Grant Barrett said ... English does not work on logical principles and never has....So what's at work here is the practical, purposeful usage of English. Arguing that it is not logical is arguing against English itself...
You probably mean the argument is moot or misguided, because the whole language itself is not known for being logical.
Grant Barrett said "Expensive prices" and similar constructions have been used in this way and have been for a long time.
The entries in your ngram are expensive price,expensive prices,expensive cost,expensive costs. Fair enough. But put high price in there and it blows them all away. Now one possibility to account for that is that the majority of users still shy away from those usages.
That brings another point: suppose a great number of people insist on certain traditional rules, some strict viewpoints normally considered prescriptivistic, can these folks then constitute a descriptivistic mass and themselves become same as descriptivists ? I say yes, rightly so, by virtue of their large grass-root consensus and their deriving their senses of right and wrong from watching one another-- though they would be a kind of negative descriptivist, people who quietly say to themselves, no, that is wrong, don't do it. (How to account for their number is a whole other problem, I imagine, if linguists care to do.) If so, this means that a prescriptivistic viewpoint if influential enough can acquire the virtues of descriptivism too.
Regarding expensive prices, I would stay off it, because I am not convinced it carries enough descriptivistic weight, much less prescriptivistic, and because sorry I do buy the 'logical' point, pedant101's point above, plus (like you mention in a recent topic) why risk controversy and distraction from what you try to say, which is always hard enough without such.
False behavior? -- looks like a whole new discussion.
I was also taken aback by Grant and Martha's response to this caller. English is my first language, and I analyze the sentences in question exactly as the caller did. I can accept that colloquially, "The price of gas is expensive/cheap" might be common, but Grant and Martha should have assured him that logically speaking, this usage was imprecise, because the service station is not selling prices, so the prices can't be cheap or expensive, but they can be high or low.
But I'm used to Grant's advanced case of descriptivismitis, so I'll let that go.
However, what really disturbed me was Grant's suggestion that the caller was analyzing the usage in this way because his first language was not English.
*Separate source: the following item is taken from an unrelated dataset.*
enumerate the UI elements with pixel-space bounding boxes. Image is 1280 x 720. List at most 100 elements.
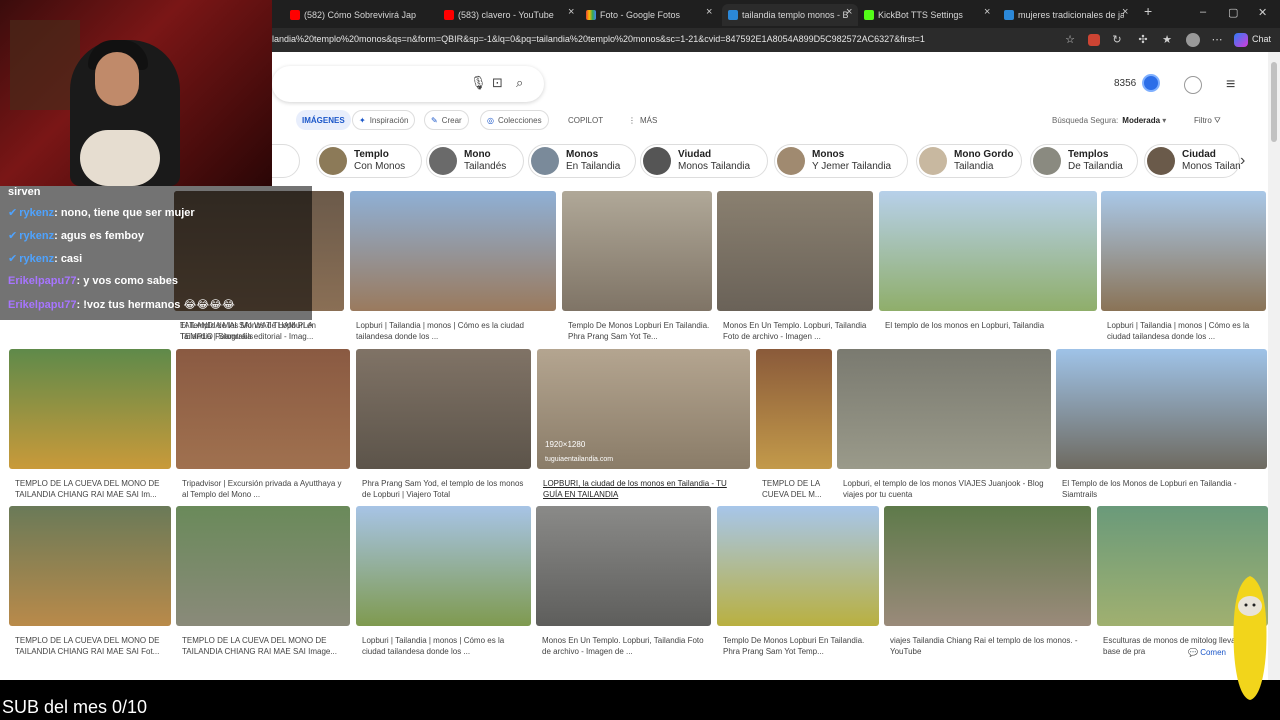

As I said, my first language is English and I would apply the same logic. And to me, bringing up the caller's national origin as the cause of his line of thinking was more than a little bit obnoxious and offensive. I think Grant could have made his point without saying what essentially amounted to "You're confused because you're a foreigner."
Shame, Grant!
I accept that someone's language background can be a factor in understanding linguistic artifacts. However, in this specific case, I don't think it was justified to conclude the call with that conclusion. As I said, English is my first language, and I would analyze the sentences the same way. My conclusion would be that this usage might be imprecise but nevertheless colloquial (although to be honest I haven't really noticed the usage "the price is expensive"). I don't think there was any need to pin the cause of this particular question as being the caller's Serbian background.
I just want to make it clear that I don't question the propriety of asking about the caller's background. I question only the way it was used in the conclusion. After all, as I said, I would make the same comment and I don't have a different first language. From the information given in the segment, the answer to the caller should have been no different than any hypothetical answer to me.